De son côté, Marina Doucerain estime que les jeunes, notamment préados et adolescents, devraient être accompagnés dans la construction de leur identité « entre-deux ». « Il devrait y avoir une intervention ou un programme pour les aider à créer leur identité narrative », explique-t-elle. L’identité narrative, c’est l’histoire que chacun raconte sur soi, c’est la narration qui fait du sens. « Pour les parents, elle est plus simple, car ils sont acteurs de la migration, ils l’ont choisie. Mais pour les ados, pour qui c’est déjà compliqué, c’est tout un champ de ruines à rebâtir ! », détaille la psychologue.
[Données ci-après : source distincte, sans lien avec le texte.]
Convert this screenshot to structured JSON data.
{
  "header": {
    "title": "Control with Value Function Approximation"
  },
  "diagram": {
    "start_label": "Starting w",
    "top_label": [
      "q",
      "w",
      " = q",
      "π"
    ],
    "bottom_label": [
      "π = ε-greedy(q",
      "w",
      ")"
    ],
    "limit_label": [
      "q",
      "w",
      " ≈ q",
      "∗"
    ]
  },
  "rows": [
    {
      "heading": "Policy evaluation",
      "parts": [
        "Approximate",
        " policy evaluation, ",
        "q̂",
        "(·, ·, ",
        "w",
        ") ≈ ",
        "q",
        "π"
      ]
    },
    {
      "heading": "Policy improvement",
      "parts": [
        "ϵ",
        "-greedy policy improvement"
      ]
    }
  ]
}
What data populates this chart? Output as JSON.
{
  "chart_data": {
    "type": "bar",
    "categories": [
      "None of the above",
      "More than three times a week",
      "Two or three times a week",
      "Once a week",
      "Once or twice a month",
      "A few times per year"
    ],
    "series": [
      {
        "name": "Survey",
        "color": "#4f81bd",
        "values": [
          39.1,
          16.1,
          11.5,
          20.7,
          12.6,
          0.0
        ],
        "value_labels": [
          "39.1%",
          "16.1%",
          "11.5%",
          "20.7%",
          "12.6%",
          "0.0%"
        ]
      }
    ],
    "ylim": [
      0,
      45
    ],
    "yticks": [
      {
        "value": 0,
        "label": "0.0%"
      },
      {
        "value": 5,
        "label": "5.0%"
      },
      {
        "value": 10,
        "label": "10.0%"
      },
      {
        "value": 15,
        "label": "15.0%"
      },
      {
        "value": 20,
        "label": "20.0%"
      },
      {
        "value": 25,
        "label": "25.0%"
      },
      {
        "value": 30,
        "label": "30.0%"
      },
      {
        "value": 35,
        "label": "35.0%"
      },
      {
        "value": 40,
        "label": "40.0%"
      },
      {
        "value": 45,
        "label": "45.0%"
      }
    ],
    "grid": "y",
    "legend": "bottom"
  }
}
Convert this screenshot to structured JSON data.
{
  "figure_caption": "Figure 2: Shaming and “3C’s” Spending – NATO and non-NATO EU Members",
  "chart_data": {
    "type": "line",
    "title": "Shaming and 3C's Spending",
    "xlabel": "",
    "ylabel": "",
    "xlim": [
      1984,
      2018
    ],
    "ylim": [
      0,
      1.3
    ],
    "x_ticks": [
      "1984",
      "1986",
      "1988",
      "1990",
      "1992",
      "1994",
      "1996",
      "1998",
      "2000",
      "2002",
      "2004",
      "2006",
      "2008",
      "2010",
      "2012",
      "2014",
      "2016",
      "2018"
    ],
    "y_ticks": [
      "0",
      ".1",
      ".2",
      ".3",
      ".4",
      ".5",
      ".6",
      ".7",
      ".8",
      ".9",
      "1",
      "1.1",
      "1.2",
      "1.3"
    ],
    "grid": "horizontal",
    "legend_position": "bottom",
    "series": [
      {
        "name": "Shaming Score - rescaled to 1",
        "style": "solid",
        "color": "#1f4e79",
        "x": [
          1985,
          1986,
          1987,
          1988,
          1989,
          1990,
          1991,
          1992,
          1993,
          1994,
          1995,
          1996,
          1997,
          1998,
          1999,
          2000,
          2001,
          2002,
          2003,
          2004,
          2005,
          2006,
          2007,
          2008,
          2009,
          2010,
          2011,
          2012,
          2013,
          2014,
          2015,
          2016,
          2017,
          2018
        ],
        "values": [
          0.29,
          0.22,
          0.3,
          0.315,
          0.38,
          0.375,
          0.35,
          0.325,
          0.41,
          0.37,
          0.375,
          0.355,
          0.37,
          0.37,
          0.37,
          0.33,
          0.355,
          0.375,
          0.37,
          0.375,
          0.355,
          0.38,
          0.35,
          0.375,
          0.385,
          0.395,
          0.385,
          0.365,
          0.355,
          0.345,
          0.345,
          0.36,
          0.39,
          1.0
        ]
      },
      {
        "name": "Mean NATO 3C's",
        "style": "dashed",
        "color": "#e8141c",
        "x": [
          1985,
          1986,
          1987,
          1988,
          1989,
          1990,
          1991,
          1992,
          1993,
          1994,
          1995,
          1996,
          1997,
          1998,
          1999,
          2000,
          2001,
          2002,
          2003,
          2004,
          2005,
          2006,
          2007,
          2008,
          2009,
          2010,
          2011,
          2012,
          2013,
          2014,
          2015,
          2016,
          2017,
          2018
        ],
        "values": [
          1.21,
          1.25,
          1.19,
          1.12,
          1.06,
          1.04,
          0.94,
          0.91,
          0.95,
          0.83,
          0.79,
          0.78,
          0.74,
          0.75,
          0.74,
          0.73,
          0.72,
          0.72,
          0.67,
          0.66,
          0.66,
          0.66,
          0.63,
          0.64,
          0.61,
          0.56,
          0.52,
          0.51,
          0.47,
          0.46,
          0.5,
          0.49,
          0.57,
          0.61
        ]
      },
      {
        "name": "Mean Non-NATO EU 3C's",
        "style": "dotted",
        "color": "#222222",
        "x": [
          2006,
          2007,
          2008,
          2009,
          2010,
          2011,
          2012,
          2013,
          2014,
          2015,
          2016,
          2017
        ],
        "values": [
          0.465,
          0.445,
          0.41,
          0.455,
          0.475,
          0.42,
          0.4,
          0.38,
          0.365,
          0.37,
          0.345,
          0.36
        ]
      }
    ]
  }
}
Des idées qui répondraient aux témoignages des enfants de la génération 1.5 récoltés par Bouchera, Rimel et Sabrina. Elles expliquent avoir eu le sentiment d’être une main-d’œuvre, comme leurs parents, des travailleuses qui seront bénéfiques à l’économie québécoise. « Le côté humain de la migration est mis en sourdine. Et même quand il y a des initiatives, elles ne vont pas au fond des choses », assènent-elles. En ouvrant la conversation sur leur génération, elles ramènent l’identité et la culture au cœur des débats et rappellent ainsi que « l’intégration est vitale et n’est pas juste un caprice ».